Securis’ Hampton Roads location protects the data on local Navy retired IT assets. In an interview with the Norfolk, Virginia business owner Allan Jenik, we explore some unique data destruction needs of the Navy.
Q: What are some observations about the unique needs of Navy customers regarding data destruction and IT recycling?
A: The Navy typically handles data destruction by using the DLA DRMO process for disposing of retired IT equipment. We’ve helped organizations such as NAVFAC dispose of heavy equipment such as copy machines and large printers that are difficult to retire and recycle properly. Documentation is extremely important to our Navy customers and we provide reporting that lists the serial numbers and manufacturer of every piece of equipment along with a certificate of recycling.
We do two types of data destruction for NAVFAC, SPAWAR, and CNIC. Both types of destruction require a representative of the Navy to witness the destruction and it is almost always done on base.

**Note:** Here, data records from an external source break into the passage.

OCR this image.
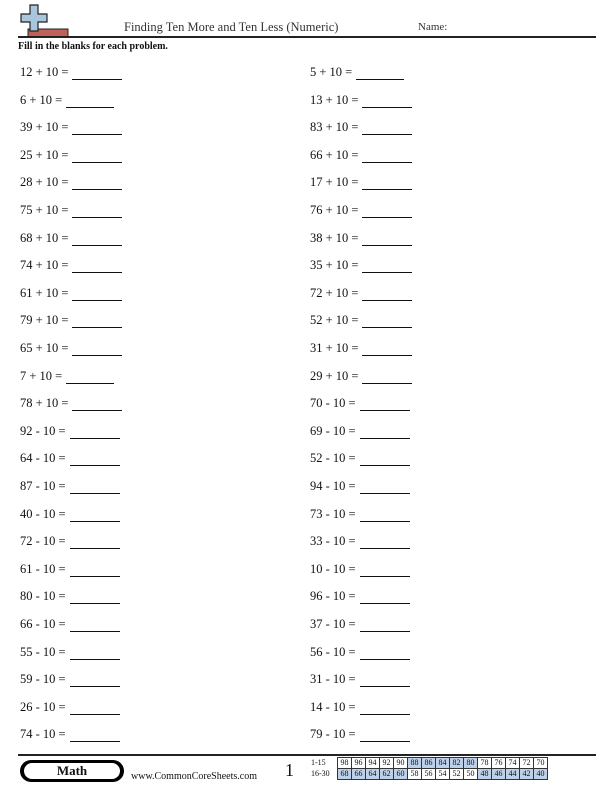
Finding Ten More and Ten Less (Numeric)	Name:
Fill in the blanks for each problem.
12 + 10 =
6 + 10 =
39 + 10 =
25 + 10 =
28 + 10 =
75 + 10 =
68 + 10 =
74 + 10 =
61 + 10 =
79 + 10 =
65 + 10 =
7 + 10 =
78 + 10 =
92 - 10 =
64 - 10 =
87 - 10 =
40 - 10 =
72 - 10 =
61 - 10 =
80 - 10 =
66 - 10 =
55 - 10 =
59 - 10 =
26 - 10 =
74 - 10 =
5 + 10 =
13 + 10 =
83 + 10 =
66 + 10 =
17 + 10 =
76 + 10 =
38 + 10 =
35 + 10 =
72 + 10 =
52 + 10 =
31 + 10 =
29 + 10 =
70 - 10 =
69 - 10 =
52 - 10 =
94 - 10 =
73 - 10 =
33 - 10 =
10 - 10 =
96 - 10 =
37 - 10 =
56 - 10 =
31 - 10 =
14 - 10 =
79 - 10 =
Math	www.CommonCoreSheets.com 1 1-15	98	96	94	92	90	88	86	84	82	80	78	76	74	72	70
16-30	68	66	64	62	60	58	56	54	52	50	48	46	44	42	40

Unclassified hard drives, cell phones, and tablets have their serial numbers scanned before destruction and must match a corresponding list provided by the Navy representative. We typically scan the identifying information and provide our list of serial numbers to the Navy representative to make sure they match before we begin the shredding process.

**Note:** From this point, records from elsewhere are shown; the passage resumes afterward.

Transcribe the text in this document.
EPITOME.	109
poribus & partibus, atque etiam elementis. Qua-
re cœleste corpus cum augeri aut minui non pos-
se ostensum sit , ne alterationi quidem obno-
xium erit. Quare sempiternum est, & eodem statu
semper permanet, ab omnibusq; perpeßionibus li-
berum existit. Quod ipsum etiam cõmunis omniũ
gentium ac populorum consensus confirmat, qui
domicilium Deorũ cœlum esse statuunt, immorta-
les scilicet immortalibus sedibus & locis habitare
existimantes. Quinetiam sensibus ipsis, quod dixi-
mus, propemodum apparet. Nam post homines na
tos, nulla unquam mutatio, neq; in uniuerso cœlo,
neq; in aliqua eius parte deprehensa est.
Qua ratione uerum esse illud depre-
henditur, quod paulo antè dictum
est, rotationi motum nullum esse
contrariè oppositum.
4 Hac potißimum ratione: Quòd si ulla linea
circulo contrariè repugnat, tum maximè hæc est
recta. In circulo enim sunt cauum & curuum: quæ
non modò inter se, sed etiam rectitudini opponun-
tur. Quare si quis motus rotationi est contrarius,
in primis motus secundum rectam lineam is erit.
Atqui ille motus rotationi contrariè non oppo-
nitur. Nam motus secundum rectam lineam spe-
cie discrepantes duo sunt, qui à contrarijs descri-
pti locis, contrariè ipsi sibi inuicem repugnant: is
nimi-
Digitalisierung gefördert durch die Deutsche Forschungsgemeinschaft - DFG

Classified hard drives and devices are handled in a similar manner as unclassified drives but must remain in the possession of an authorized Navy representative throughout the process until the storage devices are degaussed in our NSA-evaluated equipment before being shredded. Solid State hard drives, cell phones, and tablets must be shredded to a 2mm particle size to meet NSA requirements and we have equipment with that capability. Late-model cell phones and tablets need to be disassembled before microshredding to remove the batteries which we can do on-site to maintain security protocols.
Q: How do you protect the data on old IT devices for the Navy (degaussing, shredding, etc.)?Any particular regulations they have that are different from most companies?
A: If the devices contain unclassified/non-sensitive information, we take them back to our secure Norfolk facility for disassembly and hard drive removal. We have a lot of experience with large printers and copiers and can locate hard-to-access data storage devices such as SD and compact flashcards in addition to hard drives. If any unexpected storage devices are uncovered, we contact our Navy customer to determine the next course of action.
Q: How often do you work with the Navy in Hampton Roads, VA?
A: We typically work with our Navy customers on a semi-annual basis.
Q: Why did the Navy choose Securis over the competition?
A: Securis is flexible- many of our competitors will not allow Navy personnel to maintain possession of the data storage devices throughout the destruction process. We allow them to watch the process on our truck while following the proper safety procedures. The size of our company allows us to be flexible regarding process and documentation- we can adapt to any reasonable request.
Q: Anything else you’d like to mention about working with the Navy or about how the Navy handles data destruction?
A: Our Operations Director is a retired Navy Chief who is very familiar with procedures and base access/logistics.